The car service driver we had for that trial run was named Gladys. Thirtysomething, mellow, agreeable Gladys. I liked her because she was a woman and didn’t drive like a maniac. The problem I have with Livery Cab drivers (actually make that all taxi drivers) is that they drive like maniacs, talking on their cell phones, listening to their radios full blast, and not giving a shit for much. I am almost always white knuckled in the back of the car, sure I am going to die (and still have to tip). When we had friends visiting from California this summer, Gladys had been the driver to help us transport five of them and their luggage to Manhattan. She drove a minivan and seemed calm and pretty friendly. We talked to her on the way to the BBC on our trial run, told her what was happening, and asked her what her hours were. Her English came and went at odd times, but she was very friendly about being our driver and gave us her card so we didn’t have to call through the car service, we could reach her directly. Great. Our transport was secured and now Gladys was part of the plan.

That was two months ago. Two months before I started daily complaints about my due date coming and going like some floating cloud that meant nothing to my body, but everything to my emotional state. I don’t know if you caught on, I mean, I think the majority of you are pretty DARN SHARP (no dull tools in THIS shed), but I was SICK OF BEING PREGNANT. I wanted OUT. I watched with desperate yearning as one by one all the babies that I knew were due a week before mine, came one to two weeks early. Then the ones that were due after mine came early. I was starting to think that birth was an elaborate hoax that I would never get to experience. We tried everything: sex, spleen six pressure points, walking, and eating spicy food. Nothing happened. I went to see the midwives two days after my due date and I was already at 2 cm, but I couldn’t be naturally induced by stripping my membranes because the baby was not effaced enough. So I went back to the waiting, thinking there was NO WAY I would go to the next appointment scheduled, a full TEN DAYS after my due date.

Yeah, I was a little depressed when I showed up the next week. Another way to describe it might be SLIGHTLY INSULTED by the fact that I still hadn’t given birth. I went in BALLOONING with fluid and HIGH HOPES that I was ready for membrane stripping or at least a bit of castor oil. So I got checked and I was at 3cm, but my other physical scores still were a point away from being stripped. I started to cry. The midwife said that she would just jiggle the handle of my cervix (my words, not hers) to see if it couldn’t be cajoled into another point towards inducement. As it happens, my cervix PUTS OUT. I went from 3 to 6 cm immediately. So I got stripped. Wow, did that not feel comfortable. It was like being the midwife’s big giant purse, while she rooted around trying to locate her keys. Graham held my hand while I gritted my teeth and did my best to BREATHE big breaths.

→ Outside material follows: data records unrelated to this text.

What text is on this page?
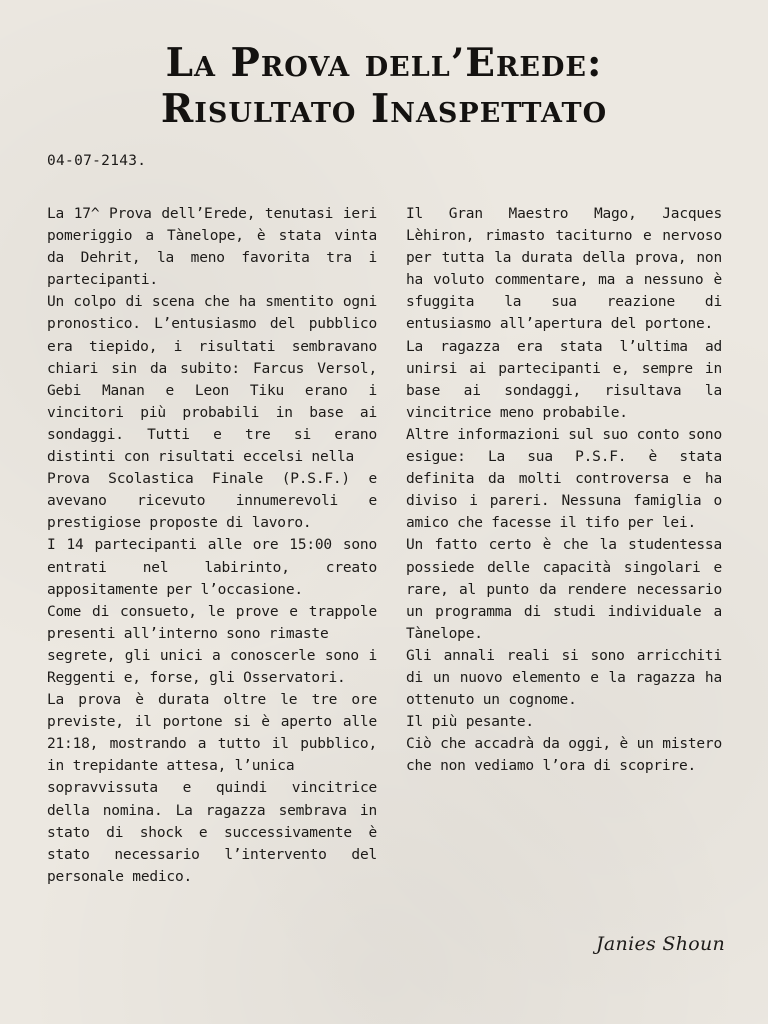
La Prova dell’Erede:
Risultato Inaspettato
04-07-2143.

La 17^ Prova dell’Erede, tenutasi ieri pomeriggio a Tànelope, è stata vinta da Dehrit, la meno favorita tra i partecipanti.

Un colpo di scena che ha smentito ogni pronostico. L’entusiasmo del pubblico era tiepido, i risultati sembravano chiari sin da subito: Farcus Versol, Gebi Manan e Leon Tiku erano i vincitori più probabili in base ai sondaggi. Tutti e tre si erano distinti con risultati eccelsi nella

Prova Scolastica Finale (P.S.F.) e avevano ricevuto innumerevoli e prestigiose proposte di lavoro.

I 14 partecipanti alle ore 15:00 sono entrati nel labirinto, creato appositamente per l’occasione.

Come di consueto, le prove e trappole presenti all’interno sono rimaste

segrete, gli unici a conoscerle sono i Reggenti e, forse, gli Osservatori.

La prova è durata oltre le tre ore previste, il portone si è aperto alle 21:18, mostrando a tutto il pubblico, in trepidante attesa, l’unica

sopravvissuta e quindi vincitrice della nomina. La ragazza sembrava in stato di shock e successivamente è stato necessario l’intervento del personale medico.

Il Gran Maestro Mago, Jacques Lèhiron, rimasto taciturno e nervoso per tutta la durata della prova, non ha voluto commentare, ma a nessuno è sfuggita la sua reazione di entusiasmo all’apertura del portone.

La ragazza era stata l’ultima ad unirsi ai partecipanti e, sempre in base ai sondaggi, risultava la vincitrice meno probabile.

Altre informazioni sul suo conto sono esigue: La sua P.S.F. è stata definita da molti controversa e ha diviso i pareri. Nessuna famiglia o amico che facesse il tifo per lei.

Un fatto certo è che la studentessa possiede delle capacità singolari e rare, al punto da rendere necessario un programma di studi individuale a Tànelope.

Gli annali reali si sono arricchiti di un nuovo elemento e la ragazza ha ottenuto un cognome.

Il più pesante.

Ciò che accadrà da oggi, è un mistero che non vediamo l’ora di scoprire.

Janies Shoun
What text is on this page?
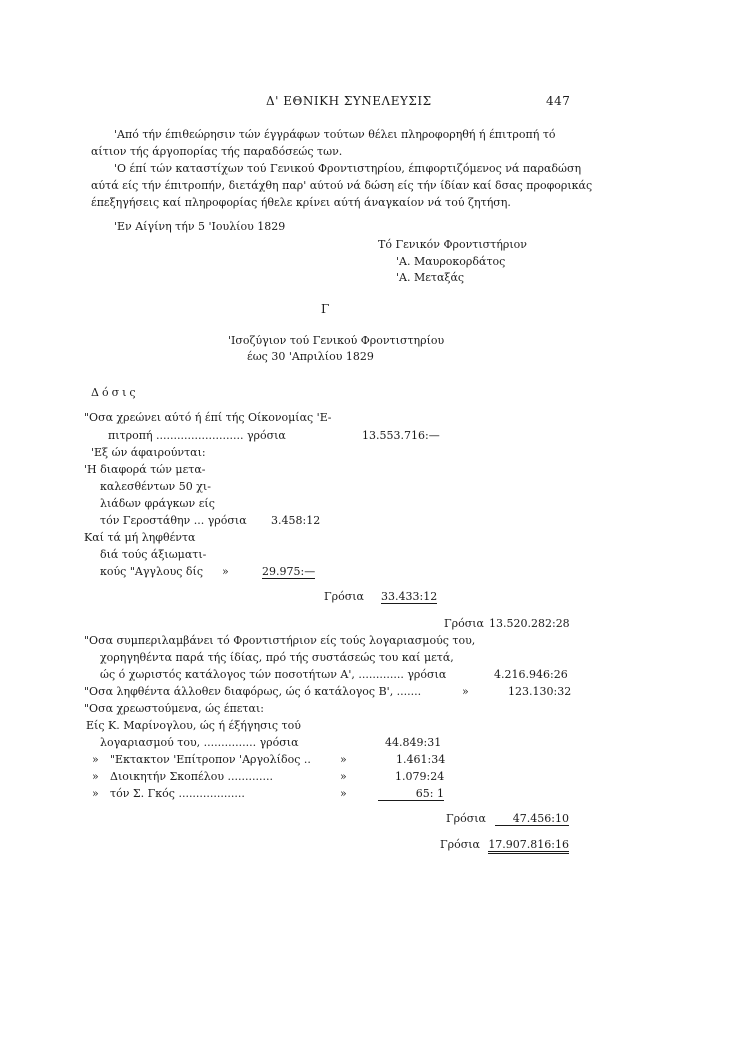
Δ' ΕΘΝΙΚΗ ΣΥΝΕΛΕΥΣΙΣ	447
'Από τήν έπιθεώρησιν τών έγγράφων τούτων θέλει πληροφορηθή ή έπιτροπή τό
αίτιον τής άργοπορίας τής παραδόσεώς των.
'Ο έπί τών καταστίχων τού Γενικού Φροντιστηρίου, έπιφορτιζόμενος νά παραδώση
αύτά είς τήν έπιτροπήν, διετάχθη παρ' αύτού νά δώση είς τήν ίδίαν καί δσας προφορικάς
έπεξηγήσεις καί πληροφορίας ήθελε κρίνει αύτή άναγκαίον νά τού ζητήση.
'Εν Αίγίνη τήν 5 'Ιουλίου 1829
Τό Γενικόν Φροντιστήριον
'Α. Μαυροκορδάτος
'Α. Μεταξάς
Γ
'Ισοζύγιον τού Γενικού Φροντιστηρίου
έως 30 'Απριλίου 1829
Δόσις
"Οσα χρεώνει αύτό ή έπί τής Οίκονομίας 'Ε-
πιτροπή ......................... γρόσια	13.553.716:—
'Εξ ών άφαιρούνται:
'Η διαφορά τών μετα-
καλεσθέντων 50 χι-
λιάδων φράγκων είς
τόν Γεροστάθην ... γρόσια 3.458:12
Καί τά μή ληφθέντα
διά τούς άξιωματι-
κούς "Αγγλους δίς »	29.975:—
Γρόσια 33.433:12
Γρόσια 13.520.282:28
"Οσα συμπεριλαμβάνει τό Φροντιστήριον είς τούς λογαριασμούς του,
χορηγηθέντα παρά τής ίδίας, πρό τής συστάσεώς του καί μετά,
ώς ό χωριστός κατάλογος τών ποσοτήτων Α', ............. γρόσια	4.216.946:26
"Οσα ληφθέντα άλλοθεν διαφόρως, ώς ό κατάλογος Β', .......	»	123.130:32
"Οσα χρεωστούμενα, ώς έπεται:
Είς Κ. Μαρίνογλου, ώς ή έξήγησις τού
λογαριασμού του, ............... γρόσια	44.849:31
» "Εκτακτον 'Επίτροπον 'Αργολίδος ..	»	1.461:34
» Διοικητήν Σκοπέλου .............	»	1.079:24
» τόν Σ. Γκός ...................	»	65: 1
Γρόσια	47.456:10
Γρόσια 17.907.816:16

I should have realized that this was foreshadowing of what was soon to come: the writhing discomfort, the need to practice big breaths, and that for the next little while my insides would be SEVERAL people’s big purse containing anything from a lost pair of keys, a ringing cell phone, or a cigarette lighter. I will tell every pregnant woman in the world, that when you get to that point, feeling like your health provider might be ELBOW DEEP in your insides, it is time to GET USED TO IT for the time being. There is only MORE WHERE THAT CAME FROM.

I left feeling hopeful, cramping, and tired with a plan of action. I had an appointment with an acupuncturist to help get labor started, and if neither the stripping or the acupuncture worked by the next morning, I could use castor oil and see what happened from there. If the castor oil didn’t click, I had agreed to be induced on Saturday morning, but my midwife thought this probably would not be an issue.

At about two in the morning those tell tale waves of menstrual cramps woke me up. Since I’d had some labor before, I was determined not to take these too seriously, but Graham started timing them and sure enough, they were like clockwork: Every 25 minutes, lasting 30 seconds. By the time we woke up they were every 20 minutes. I had a doubtful feeling, though. They just weren’t that strong and by a couple of hours after we woke up, smaller erratic contractions had started to punctuate the rhythm and finally, they seemed to slow entirely. So we went for a walk and found the only hill in our neighborhood and walked up and down it until we were so cold and the need to pee was too painful to ignore. The contractions had slowed to every half hour and were pretty weak.

Castor oil it was. And hours later, nothing happened. NOTHING. No runs, no change in contractions, nothing. I was beginning to think this kid had enjoyed his breakfast of pancakes and bacon so much that he was thinking of calling in supplies and staying the rest of the winter. So we called the midwife and she said it was time to help that castor oil out. I am not about to admit on the Internet what she suggested, but let’s just say it sort of rhymed with your aunt EDNA. So me and Aunt EDNA had some quality time. I came out of my quality time with EDNA and within a half hour the contractions rolled in at ten minutes apart and they were getting STRONGER.

Then my water broke and we checked the quality and thought, IS THAT MECONIUM? In case people don’t know, meconium is the baby’s first poop. I know, it sounds like a rare and precious metal or a planet Superman’s family might have summered on, but it’s really just poop. It’s supposed to be THE THING you check for when your water breaks. If it is slightly discolored with it, fine, but if it has dark matter or a pea soup quality, we needed to call the birthing center immediately. So we stood over a maxipad and kept asking ourselves is that it? Is that green or is it brown or is it anything? So we called the midwife and she said, “Well, it’s probably nothing, but just in case, why don’t you head in. I might send you back home if it’s nothing, or if it’s something I’ll send you to the hospital.”

The phrase I keep coming back to is I MIGHT SEND YOU BACK HOME. Remember, we were 45 minutes away. The midwife did not seem very concerned with time. I later found out they thought I had loads of time because I was a first time mom and first time moms don’t usually go very quickly. Well, ladies, welcome to Quickie McGee Pierre.

We called Gladys and this is where I think something in me knew that this was not going to go as hoped or planned. She had no memory of us whatsoever and was unclear as to when she would pick us up. Graham explained I was in labor and she said she guessed she could be there 10-15 minutes. Usually cars come in five. I still clung to the familiarity of her so we said we would wait. 20 minutes, another call to a different car service, and two contractions later, Gladys finally showed up. We hopped in, with me moaning.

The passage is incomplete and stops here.